September 17, 2018 | Court Rulings
Parker v. Parker
You may remember the Wisniewski v. Walsh case, in which the court used the marketability discount to punish bad behavior. A trial court decision in a forced buyout follows the same approach. The oppressor had created an “extraordinary circumstance which requires this court to apply a marketability discount” in order to achieve a “fair and equitable” outcome, the court said.
Two brothers, Richard and Steven, formed two separate companies, Plant Interior Plantscapes (PIP) and Parker Wholesale Florists (PWF), in which each brother had a 50% interest. The companies did business from the same location and shared overhead but were otherwise independent enterprises. Decades later, each brother filed suit, claiming he qualified as an oppressed shareholder. As the court put it: “Both litigants seek to have the court remedy every injustice they perceive has befallen them over the last 25 years at the hand of the other. This, of course, cannot be done.”

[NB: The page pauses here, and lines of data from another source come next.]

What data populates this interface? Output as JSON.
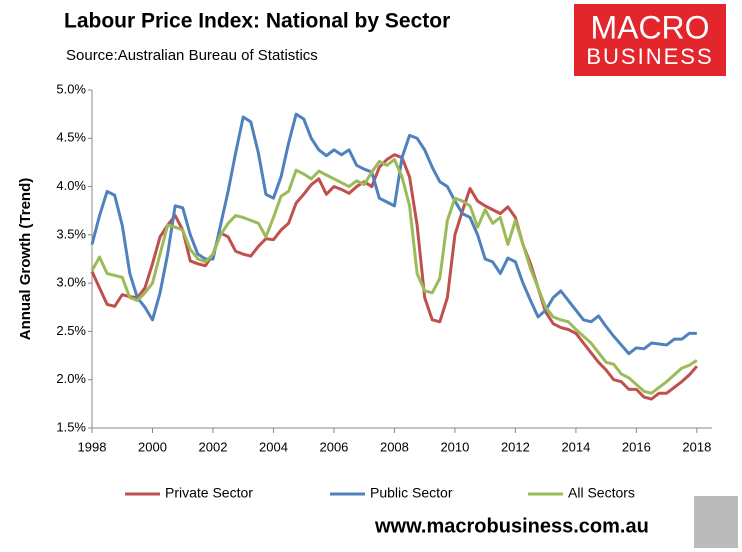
{
  "chart_data": {
    "type": "line",
    "title": "Labour Price Index: National by Sector",
    "subtitle": "Source:Australian Bureau of Statistics",
    "y_label": "Annual Growth (Trend)",
    "x": [
      1998,
      1998.25,
      1998.5,
      1998.75,
      1999,
      1999.25,
      1999.5,
      1999.75,
      2000,
      2000.25,
      2000.5,
      2000.75,
      2001,
      2001.25,
      2001.5,
      2001.75,
      2002,
      2002.25,
      2002.5,
      2002.75,
      2003,
      2003.25,
      2003.5,
      2003.75,
      2004,
      2004.25,
      2004.5,
      2004.75,
      2005,
      2005.25,
      2005.5,
      2005.75,
      2006,
      2006.25,
      2006.5,
      2006.75,
      2007,
      2007.25,
      2007.5,
      2007.75,
      2008,
      2008.25,
      2008.5,
      2008.75,
      2009,
      2009.25,
      2009.5,
      2009.75,
      2010,
      2010.25,
      2010.5,
      2010.75,
      2011,
      2011.25,
      2011.5,
      2011.75,
      2012,
      2012.25,
      2012.5,
      2012.75,
      2013,
      2013.25,
      2013.5,
      2013.75,
      2014,
      2014.25,
      2014.5,
      2014.75,
      2015,
      2015.25,
      2015.5,
      2015.75,
      2016,
      2016.25,
      2016.5,
      2016.75,
      2017,
      2017.25,
      2017.5,
      2017.75,
      2018
    ],
    "series": [
      {
        "name": "Private Sector",
        "color": "#c0504d",
        "values": [
          3.12,
          2.95,
          2.78,
          2.76,
          2.88,
          2.86,
          2.85,
          2.95,
          3.2,
          3.48,
          3.6,
          3.7,
          3.55,
          3.23,
          3.2,
          3.18,
          3.3,
          3.52,
          3.48,
          3.33,
          3.3,
          3.28,
          3.38,
          3.46,
          3.45,
          3.55,
          3.62,
          3.83,
          3.92,
          4.02,
          4.08,
          3.92,
          4.0,
          3.97,
          3.93,
          4.0,
          4.05,
          4.0,
          4.2,
          4.28,
          4.33,
          4.3,
          4.1,
          3.6,
          2.85,
          2.62,
          2.6,
          2.85,
          3.5,
          3.75,
          3.98,
          3.85,
          3.8,
          3.76,
          3.72,
          3.79,
          3.68,
          3.4,
          3.2,
          2.95,
          2.7,
          2.58,
          2.54,
          2.52,
          2.48,
          2.38,
          2.28,
          2.18,
          2.1,
          2.0,
          1.98,
          1.9,
          1.9,
          1.82,
          1.8,
          1.86,
          1.86,
          1.92,
          1.98,
          2.05,
          2.14
        ]
      },
      {
        "name": "Public Sector",
        "color": "#4f81bd",
        "values": [
          3.4,
          3.7,
          3.95,
          3.91,
          3.6,
          3.1,
          2.85,
          2.75,
          2.62,
          2.9,
          3.3,
          3.8,
          3.78,
          3.5,
          3.3,
          3.25,
          3.25,
          3.6,
          3.95,
          4.35,
          4.72,
          4.67,
          4.35,
          3.92,
          3.88,
          4.1,
          4.45,
          4.75,
          4.7,
          4.5,
          4.38,
          4.32,
          4.38,
          4.33,
          4.38,
          4.22,
          4.18,
          4.15,
          3.88,
          3.84,
          3.8,
          4.3,
          4.53,
          4.5,
          4.38,
          4.2,
          4.05,
          4.0,
          3.85,
          3.72,
          3.68,
          3.5,
          3.25,
          3.22,
          3.1,
          3.26,
          3.22,
          3.0,
          2.82,
          2.65,
          2.72,
          2.85,
          2.92,
          2.82,
          2.72,
          2.62,
          2.6,
          2.66,
          2.55,
          2.45,
          2.36,
          2.27,
          2.33,
          2.32,
          2.38,
          2.37,
          2.36,
          2.42,
          2.42,
          2.48,
          2.48
        ]
      },
      {
        "name": "All Sectors",
        "color": "#9bbb59",
        "values": [
          3.13,
          3.27,
          3.1,
          3.08,
          3.06,
          2.85,
          2.82,
          2.9,
          3.0,
          3.3,
          3.6,
          3.58,
          3.55,
          3.35,
          3.25,
          3.22,
          3.3,
          3.5,
          3.62,
          3.7,
          3.68,
          3.65,
          3.62,
          3.48,
          3.68,
          3.9,
          3.95,
          4.17,
          4.13,
          4.08,
          4.16,
          4.12,
          4.08,
          4.04,
          4.0,
          4.06,
          4.02,
          4.15,
          4.26,
          4.22,
          4.28,
          4.1,
          3.8,
          3.1,
          2.92,
          2.9,
          3.05,
          3.65,
          3.88,
          3.85,
          3.8,
          3.58,
          3.76,
          3.62,
          3.68,
          3.4,
          3.65,
          3.4,
          3.15,
          2.95,
          2.75,
          2.65,
          2.62,
          2.6,
          2.52,
          2.45,
          2.38,
          2.28,
          2.18,
          2.16,
          2.06,
          2.02,
          1.95,
          1.88,
          1.86,
          1.92,
          1.98,
          2.05,
          2.12,
          2.15,
          2.2
        ]
      }
    ],
    "xlim": [
      1998,
      2018.5
    ],
    "xticks": [
      1998,
      2000,
      2002,
      2004,
      2006,
      2008,
      2010,
      2012,
      2014,
      2016,
      2018
    ],
    "ylim": [
      1.5,
      5.0
    ],
    "yticks": [
      {
        "value": 1.5,
        "label": "1.5%"
      },
      {
        "value": 2.0,
        "label": "2.0%"
      },
      {
        "value": 2.5,
        "label": "2.5%"
      },
      {
        "value": 3.0,
        "label": "3.0%"
      },
      {
        "value": 3.5,
        "label": "3.5%"
      },
      {
        "value": 4.0,
        "label": "4.0%"
      },
      {
        "value": 4.5,
        "label": "4.5%"
      },
      {
        "value": 5.0,
        "label": "5.0%"
      }
    ],
    "grid": false,
    "legend": "bottom"
  },
  "branding": {
    "logo_top": "MACRO",
    "logo_bottom": "BUSINESS",
    "website": "www.macrobusiness.com.au"
  }
}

The court found Steven had engaged in shareholder oppression by allowing PWF to incur huge losses over 20 years and by “continually” withdrawing funds from PIP to cover the losses, without obtaining Richard’s consent. It ordered Steven to sell his 50% interest in PIP to Richard.

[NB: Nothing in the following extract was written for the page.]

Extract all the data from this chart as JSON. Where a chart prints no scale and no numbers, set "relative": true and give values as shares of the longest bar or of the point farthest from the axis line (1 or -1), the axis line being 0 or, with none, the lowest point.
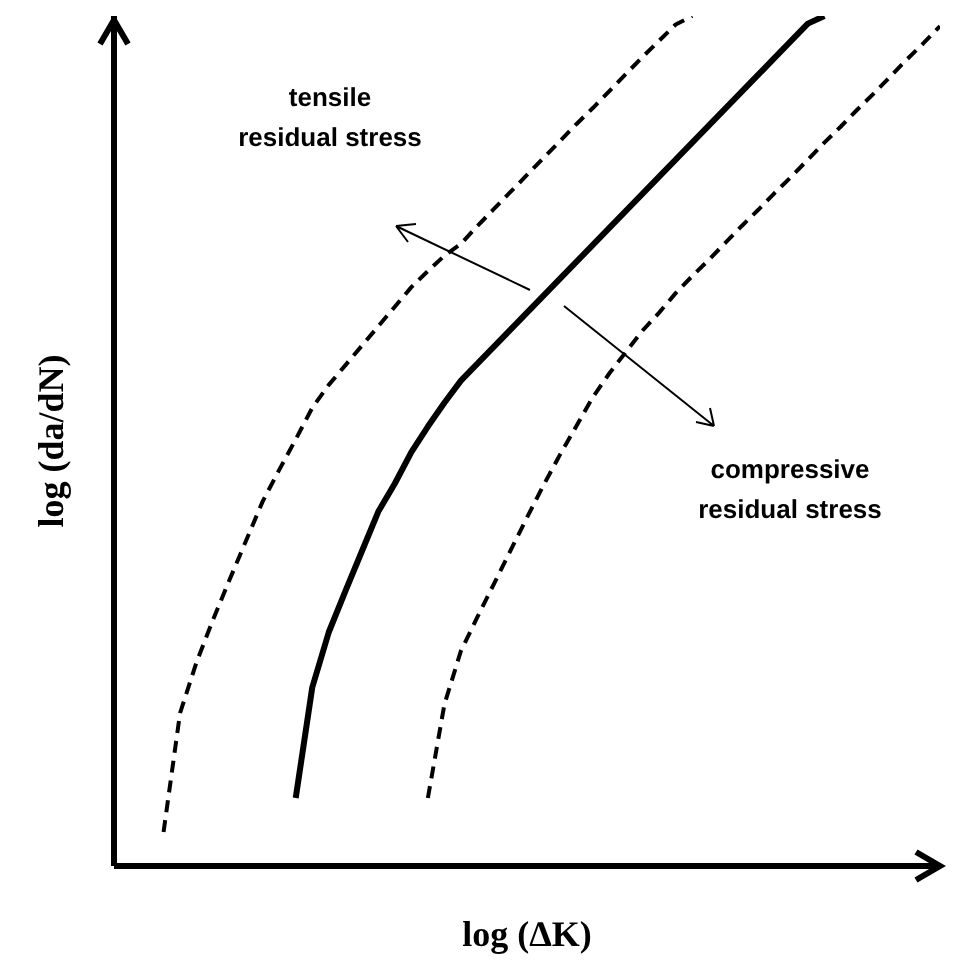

Conduct unbecoming: Under New Jersey law, courts tasked with determining fair value in a forced buyout have “substantial” discretion to adjust the purchase price to reflect a marketability discount. The resulting value must be “fair and equitable.” The state Supreme Court has held that in “extraordinary circumstances” a DLOM may be appropriate to ensure the shareholder instigating the problems does not receive a windfall as a result of his or her conduct.

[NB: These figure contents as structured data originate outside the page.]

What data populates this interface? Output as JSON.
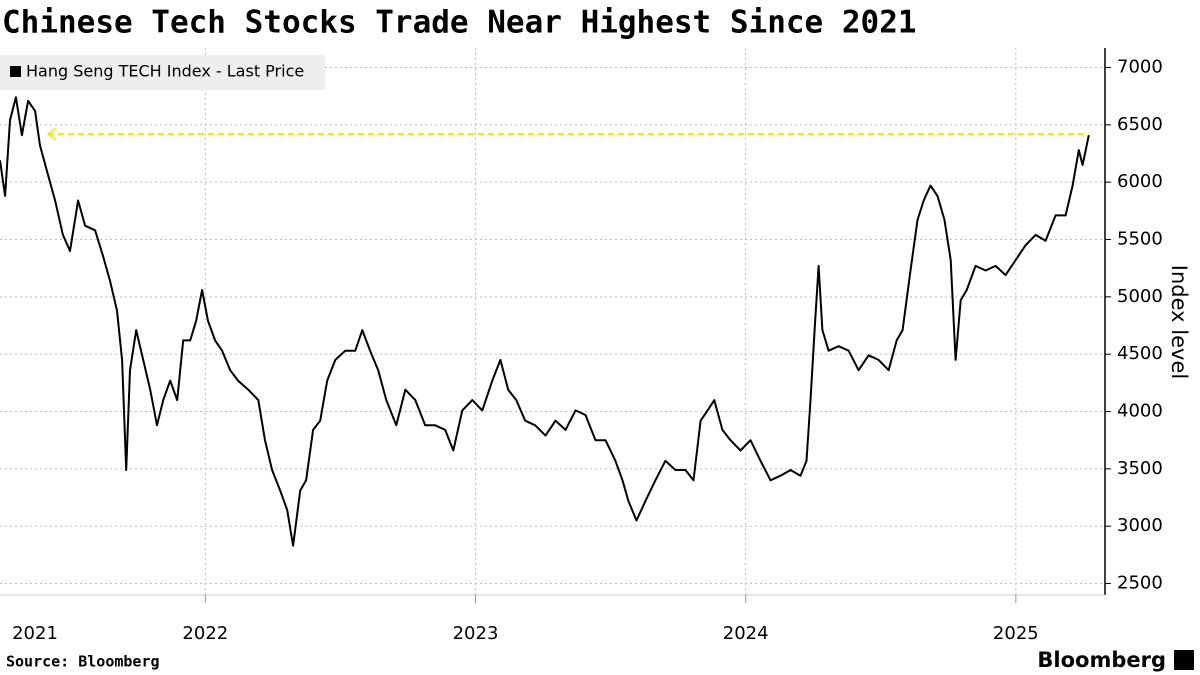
{
  "chart_data": {
    "type": "line",
    "title": "Chinese Tech Stocks Trade Near Highest Since 2021",
    "y_axis_label": "Index level",
    "source": "Source: Bloomberg",
    "brand": "Bloomberg",
    "legend": "top-left",
    "grid": true,
    "xlim": [
      2021.24,
      2025.33
    ],
    "xticks": [
      2021,
      2022,
      2023,
      2024,
      2025
    ],
    "ylim": [
      2400,
      7170
    ],
    "yticks": [
      2500,
      3000,
      3500,
      4000,
      4500,
      5000,
      5500,
      6000,
      6500,
      7000
    ],
    "reference_line": {
      "value": 6420,
      "color": "#ffe600"
    },
    "x": [
      2021.24,
      2021.259,
      2021.277,
      2021.299,
      2021.321,
      2021.344,
      2021.37,
      2021.388,
      2021.418,
      2021.444,
      2021.473,
      2021.499,
      2021.529,
      2021.555,
      2021.592,
      2021.621,
      2021.647,
      2021.673,
      2021.692,
      2021.707,
      2021.721,
      2021.744,
      2021.77,
      2021.796,
      2021.821,
      2021.844,
      2021.87,
      2021.896,
      2021.918,
      2021.944,
      2021.966,
      2021.988,
      2022.01,
      2022.036,
      2022.062,
      2022.092,
      2022.121,
      2022.159,
      2022.196,
      2022.221,
      2022.247,
      2022.277,
      2022.303,
      2022.325,
      2022.351,
      2022.373,
      2022.399,
      2022.425,
      2022.451,
      2022.481,
      2022.518,
      2022.555,
      2022.581,
      2022.61,
      2022.64,
      2022.67,
      2022.707,
      2022.74,
      2022.777,
      2022.814,
      2022.851,
      2022.888,
      2022.918,
      2022.951,
      2022.988,
      2023.025,
      2023.062,
      2023.092,
      2023.121,
      2023.151,
      2023.184,
      2023.221,
      2023.259,
      2023.296,
      2023.333,
      2023.37,
      2023.407,
      2023.444,
      2023.481,
      2023.518,
      2023.544,
      2023.566,
      2023.596,
      2023.629,
      2023.666,
      2023.703,
      2023.74,
      2023.777,
      2023.807,
      2023.833,
      2023.859,
      2023.884,
      2023.914,
      2023.944,
      2023.981,
      2024.018,
      2024.055,
      2024.092,
      2024.129,
      2024.166,
      2024.203,
      2024.225,
      2024.24,
      2024.255,
      2024.27,
      2024.284,
      2024.307,
      2024.344,
      2024.381,
      2024.418,
      2024.455,
      2024.492,
      2024.529,
      2024.559,
      2024.581,
      2024.61,
      2024.636,
      2024.659,
      2024.684,
      2024.71,
      2024.736,
      2024.759,
      2024.777,
      2024.796,
      2024.818,
      2024.851,
      2024.888,
      2024.925,
      2024.962,
      2024.999,
      2025.036,
      2025.073,
      2025.11,
      2025.147,
      2025.184,
      2025.21,
      2025.233,
      2025.247,
      2025.27
    ],
    "series": [
      {
        "name": "Hang Seng TECH Index - Last Price",
        "color": "#000000",
        "values": [
          6190,
          5880,
          6540,
          6740,
          6410,
          6710,
          6620,
          6320,
          6060,
          5840,
          5540,
          5400,
          5840,
          5620,
          5580,
          5360,
          5140,
          4880,
          4450,
          3490,
          4360,
          4710,
          4450,
          4190,
          3880,
          4100,
          4270,
          4100,
          4620,
          4620,
          4790,
          5060,
          4790,
          4620,
          4530,
          4360,
          4270,
          4190,
          4100,
          3750,
          3490,
          3310,
          3140,
          2830,
          3310,
          3400,
          3840,
          3920,
          4270,
          4450,
          4530,
          4530,
          4710,
          4530,
          4360,
          4100,
          3880,
          4190,
          4100,
          3880,
          3880,
          3840,
          3660,
          4010,
          4100,
          4010,
          4270,
          4450,
          4190,
          4100,
          3920,
          3880,
          3790,
          3920,
          3840,
          4010,
          3970,
          3750,
          3750,
          3570,
          3400,
          3220,
          3050,
          3220,
          3400,
          3570,
          3490,
          3490,
          3400,
          3920,
          4010,
          4100,
          3840,
          3750,
          3660,
          3750,
          3570,
          3400,
          3440,
          3490,
          3440,
          3570,
          4100,
          4710,
          5270,
          4710,
          4530,
          4570,
          4530,
          4360,
          4490,
          4450,
          4360,
          4620,
          4710,
          5230,
          5670,
          5840,
          5970,
          5880,
          5670,
          5320,
          4450,
          4970,
          5060,
          5270,
          5230,
          5270,
          5190,
          5320,
          5450,
          5540,
          5490,
          5710,
          5710,
          5970,
          6280,
          6150,
          6410
        ]
      }
    ]
  }
}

In the instant case, the court found that Steven’s wrongful conduct created an extraordinary situation. To calculate the price of Steven’s interest in PIP, both sides’ experts relied primarily on a discounted cash flow analysis and looked to IRS Revenue Ruling 59-60. Richard’s expert used a 25% DLOM and a 15% minority discount, saying he believed Richard to be the oppressed shareholder and discounts “needed to be applied.” The court found this was a legal conclusion the expert was not qualified to make.
However, the court generally accepted the expert’s analysis, including the application of a 25% DLOM. Steven’s actions “were the cause of the lawsuit,” the court said. At the same time, the court noted that, while exceptional circumstances, in this case, justified a DLOM, they did not “automatically” entitle Richard to a minority discount. The court rejected the DCF model Steven’s expert proposed, finding the expert’s projections were problematic. Moreover, the court required Steven to account for any proceeds from the liquidation of his company, PWF.
The case is Parker v. Parker, 2016 N.J. Super. Unpub. LEXIS 2720 (Dec. 22, 2016).